Argentine politician and human rights criminal, Reynaldo Bignone, Died at 90

Reynaldo Benito Antonio Bignone was born on January 21, 1928 and died on March 7, 2018.

He was an Argentine general who served as 41st President of Argentina from July 1, 1982, to December 10, 1983.

During 2010, Reynaldo Bignone was sentenced to 25 years in prison for his role in the kidnappings, torture, and murders of persons suspected of opposing the government in the Dirty War.

Working with Omar Graffigna and Santiago Omar Riveros, he was one of the last three surviving members of the military dictatorship Juntas.

Bignone was sentenced on 20 April 2010to 25 years in prison for his involvement in the kidnapping, torture and murder of 56 people, including guerrilla fighters, at the extermination center operating in the Campo de Mayo military complex.

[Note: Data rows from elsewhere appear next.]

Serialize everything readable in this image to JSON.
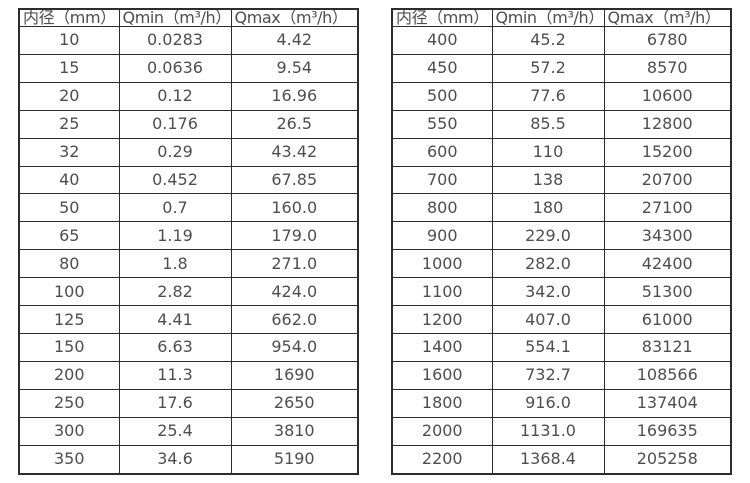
{
  "colors": {
    "background": "#ffffff",
    "table_border": "#2d2d2d",
    "text": "#4e4e4e"
  },
  "tables": [
    {
      "name": "small-diameter-flow-table",
      "headers": [
        "内径（mm）",
        "Qmin（m³/h）",
        "Qmax（m³/h）"
      ],
      "rows": [
        [
          "10",
          "0.0283",
          "4.42"
        ],
        [
          "15",
          "0.0636",
          "9.54"
        ],
        [
          "20",
          "0.12",
          "16.96"
        ],
        [
          "25",
          "0.176",
          "26.5"
        ],
        [
          "32",
          "0.29",
          "43.42"
        ],
        [
          "40",
          "0.452",
          "67.85"
        ],
        [
          "50",
          "0.7",
          "160.0"
        ],
        [
          "65",
          "1.19",
          "179.0"
        ],
        [
          "80",
          "1.8",
          "271.0"
        ],
        [
          "100",
          "2.82",
          "424.0"
        ],
        [
          "125",
          "4.41",
          "662.0"
        ],
        [
          "150",
          "6.63",
          "954.0"
        ],
        [
          "200",
          "11.3",
          "1690"
        ],
        [
          "250",
          "17.6",
          "2650"
        ],
        [
          "300",
          "25.4",
          "3810"
        ],
        [
          "350",
          "34.6",
          "5190"
        ]
      ]
    },
    {
      "name": "large-diameter-flow-table",
      "headers": [
        "内径（mm）",
        "Qmin（m³/h）",
        "Qmax（m³/h）"
      ],
      "rows": [
        [
          "400",
          "45.2",
          "6780"
        ],
        [
          "450",
          "57.2",
          "8570"
        ],
        [
          "500",
          "77.6",
          "10600"
        ],
        [
          "550",
          "85.5",
          "12800"
        ],
        [
          "600",
          "110",
          "15200"
        ],
        [
          "700",
          "138",
          "20700"
        ],
        [
          "800",
          "180",
          "27100"
        ],
        [
          "900",
          "229.0",
          "34300"
        ],
        [
          "1000",
          "282.0",
          "42400"
        ],
        [
          "1100",
          "342.0",
          "51300"
        ],
        [
          "1200",
          "407.0",
          "61000"
        ],
        [
          "1400",
          "554.1",
          "83121"
        ],
        [
          "1600",
          "732.7",
          "108566"
        ],
        [
          "1800",
          "916.0",
          "137404"
        ],
        [
          "2000",
          "1131.0",
          "169635"
        ],
        [
          "2200",
          "1368.4",
          "205258"
        ]
      ]
    }
  ]
}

He was sentenced to life in prison for crimes against humanity, on April 14, 2011.

Bignone received an additional 15-year prison sentence on December 29, 2011, for crimes against humanity for setting up a secret torture center inside a hospital during the 1976 military coup.

Bignone was sentenced to 15 years in prison on July 5, 2012, for his part in a scheme to steal babies from parents detained by the military regime and place them with friends of the regime.

Recorded by the courts, he was an accomplice “in the crimes of theft, retention and hiding of minors, as well as replacing their identities.”

He was convicted for his role in Operation Condor, on May 27, 2016, which included the murders of 105 people, among them 45 Uruguayans, 22 Chileans, 13 Paraguayans and 11 Bolivians living in exile.

Bignone was sentenced to 20 years in prison.

On 8 January 1953, he married Nilda Raquel Belén (20 July 1928 – 13 March 2013).

Bignone had recently been admitted to the military hospital with a hip fracture.

He died of heart failure in Buenos Aires on the morning of 7 March 2018.